If society continues to rely heavily on fossil fuels to meet its energy needs, and if it continues to discharge the resulting CO2 to the atmosphere, then the ambient CO2 levels will continue to rise. Under these conditions, it will become progressively harder to maintain indoor CO2 levels below an absolute target value of, say, 1000 ppm. The challenge will be amplified with increasing urbanization, because fossil carbon emissions tend to be more heavily concentrated in cities, causing an elevation in the ambient CO2 levels in air over cities as compared to the background troposphere (George et al., 2007; Jacobson, 2010). If, on the other hand, society seeks to address anthropogenic climate-change concerns by severely reducing energy use in buildings, and if those energy reduction measures include lower ventilation rates, then we may directly experience exposures to higher indoor CO2 levels. Based on the findings of Satish et al., these outcomes might represent a choice between Scylla and Charybdis. A knowledge economy in particular and human wellbeing in general are not compatible with eroded decision-making performance.
However, our prospects are not inevitably bleak. The gap between ambient CO2 levels (400 ppm) and the levels found by Satish et al. (1000 ppm) to degrade decision-making performance is large in comparison with the annual increase in atmospheric CO2 level. So, there is time to change the path we are on. However, there is also a huge momentum in ‘business as usual’, and so it will take considerable effort to change direction and that change will not happen rapidly.

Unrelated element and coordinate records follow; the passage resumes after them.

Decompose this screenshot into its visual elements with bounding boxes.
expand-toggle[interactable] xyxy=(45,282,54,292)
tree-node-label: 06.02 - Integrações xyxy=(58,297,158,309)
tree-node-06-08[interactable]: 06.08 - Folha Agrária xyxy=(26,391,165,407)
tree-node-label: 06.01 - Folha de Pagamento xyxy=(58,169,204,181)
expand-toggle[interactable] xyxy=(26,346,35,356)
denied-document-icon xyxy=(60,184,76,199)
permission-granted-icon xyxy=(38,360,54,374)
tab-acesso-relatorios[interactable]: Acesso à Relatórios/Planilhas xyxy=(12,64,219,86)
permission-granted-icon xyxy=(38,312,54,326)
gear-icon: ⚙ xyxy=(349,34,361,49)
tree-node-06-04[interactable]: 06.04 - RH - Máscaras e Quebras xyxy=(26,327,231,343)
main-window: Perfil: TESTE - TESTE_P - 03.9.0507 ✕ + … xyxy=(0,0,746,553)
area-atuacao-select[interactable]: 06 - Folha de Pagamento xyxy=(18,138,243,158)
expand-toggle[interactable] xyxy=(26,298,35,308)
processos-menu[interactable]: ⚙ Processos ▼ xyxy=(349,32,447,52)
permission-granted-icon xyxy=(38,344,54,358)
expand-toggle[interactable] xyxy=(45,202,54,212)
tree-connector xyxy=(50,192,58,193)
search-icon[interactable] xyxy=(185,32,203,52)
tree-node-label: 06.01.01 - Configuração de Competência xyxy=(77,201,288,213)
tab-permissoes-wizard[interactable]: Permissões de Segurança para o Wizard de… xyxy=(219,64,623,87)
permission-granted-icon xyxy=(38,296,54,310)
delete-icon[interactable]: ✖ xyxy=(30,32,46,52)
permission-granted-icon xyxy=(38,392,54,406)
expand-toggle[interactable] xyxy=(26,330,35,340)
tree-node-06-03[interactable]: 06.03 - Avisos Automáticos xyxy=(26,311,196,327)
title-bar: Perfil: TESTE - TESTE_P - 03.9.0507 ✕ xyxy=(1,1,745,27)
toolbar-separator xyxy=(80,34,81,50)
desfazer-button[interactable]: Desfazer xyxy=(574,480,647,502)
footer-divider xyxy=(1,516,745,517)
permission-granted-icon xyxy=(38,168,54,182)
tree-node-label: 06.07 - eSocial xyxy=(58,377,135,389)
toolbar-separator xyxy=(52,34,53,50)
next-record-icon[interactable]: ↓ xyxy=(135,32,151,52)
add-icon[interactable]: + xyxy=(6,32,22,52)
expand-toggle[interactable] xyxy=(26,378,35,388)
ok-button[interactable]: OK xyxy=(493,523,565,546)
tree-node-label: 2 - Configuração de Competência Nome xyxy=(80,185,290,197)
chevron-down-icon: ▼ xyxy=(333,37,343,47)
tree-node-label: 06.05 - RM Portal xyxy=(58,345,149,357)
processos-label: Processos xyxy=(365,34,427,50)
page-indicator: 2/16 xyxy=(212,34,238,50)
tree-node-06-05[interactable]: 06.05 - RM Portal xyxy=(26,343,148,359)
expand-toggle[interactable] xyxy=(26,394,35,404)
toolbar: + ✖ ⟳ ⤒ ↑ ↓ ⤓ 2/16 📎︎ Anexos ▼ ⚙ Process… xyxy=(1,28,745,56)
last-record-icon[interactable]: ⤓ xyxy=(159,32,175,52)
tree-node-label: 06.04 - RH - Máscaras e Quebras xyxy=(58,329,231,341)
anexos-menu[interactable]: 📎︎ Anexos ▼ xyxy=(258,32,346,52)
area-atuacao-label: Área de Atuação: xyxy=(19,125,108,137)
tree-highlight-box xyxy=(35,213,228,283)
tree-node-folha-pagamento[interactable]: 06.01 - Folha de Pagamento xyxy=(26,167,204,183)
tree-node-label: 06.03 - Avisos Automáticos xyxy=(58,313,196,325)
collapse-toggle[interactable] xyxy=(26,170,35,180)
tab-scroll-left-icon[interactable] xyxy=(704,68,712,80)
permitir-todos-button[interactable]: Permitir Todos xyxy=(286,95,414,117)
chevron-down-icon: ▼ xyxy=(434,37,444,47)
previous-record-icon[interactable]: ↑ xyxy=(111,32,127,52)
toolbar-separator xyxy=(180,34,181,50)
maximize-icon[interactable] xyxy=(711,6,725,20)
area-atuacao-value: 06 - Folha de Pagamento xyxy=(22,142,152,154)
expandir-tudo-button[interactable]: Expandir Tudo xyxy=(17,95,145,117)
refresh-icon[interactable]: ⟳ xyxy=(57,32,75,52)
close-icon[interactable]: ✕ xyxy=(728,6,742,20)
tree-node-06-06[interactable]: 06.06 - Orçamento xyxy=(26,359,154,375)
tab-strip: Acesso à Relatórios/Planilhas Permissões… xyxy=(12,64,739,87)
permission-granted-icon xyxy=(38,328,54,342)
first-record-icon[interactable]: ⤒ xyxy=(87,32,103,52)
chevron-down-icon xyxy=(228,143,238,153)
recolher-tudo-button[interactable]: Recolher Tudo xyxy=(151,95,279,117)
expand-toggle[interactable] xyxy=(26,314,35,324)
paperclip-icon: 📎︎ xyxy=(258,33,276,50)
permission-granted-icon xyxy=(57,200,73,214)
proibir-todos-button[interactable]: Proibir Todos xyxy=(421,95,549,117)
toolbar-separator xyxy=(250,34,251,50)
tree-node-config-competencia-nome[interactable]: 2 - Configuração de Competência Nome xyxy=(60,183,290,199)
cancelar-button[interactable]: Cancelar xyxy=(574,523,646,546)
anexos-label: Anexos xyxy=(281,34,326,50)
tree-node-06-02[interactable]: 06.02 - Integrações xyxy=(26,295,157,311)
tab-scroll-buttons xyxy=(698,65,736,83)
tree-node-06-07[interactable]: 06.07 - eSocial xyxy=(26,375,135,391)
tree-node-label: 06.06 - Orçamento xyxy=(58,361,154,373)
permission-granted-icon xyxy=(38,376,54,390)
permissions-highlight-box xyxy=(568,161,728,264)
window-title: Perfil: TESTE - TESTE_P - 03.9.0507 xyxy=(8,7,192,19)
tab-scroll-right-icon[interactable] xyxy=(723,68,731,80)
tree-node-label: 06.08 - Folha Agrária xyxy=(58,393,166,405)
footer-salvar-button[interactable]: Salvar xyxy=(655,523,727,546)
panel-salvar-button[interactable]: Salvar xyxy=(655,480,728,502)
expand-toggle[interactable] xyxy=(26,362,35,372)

Research can contribute. More studies are needed to assess whether, how, and to what extent exposure to CO2 itself has adverse consequences for human wellbeing at levels normally encountered indoors. Improvements for more reliably and inexpensively monitoring CO2 levels would be welcome, especially if expanded to permit effective assessments of human exposures. Undoubtedly, opportunities exist to realize cobenefits with improved building energy performance and better ventilation effectiveness through stronger design, operation, and maintenance of components and systems. If CO2 exposure is indeed contributing to detrimental outcomes, then considerable near-term societal benefits might be realized by improving ventilation conditions in densely occupied spaces such as classrooms. In sum, there is a basis for hope that we can continue our journey without having to encounter Scylla or Charybdis.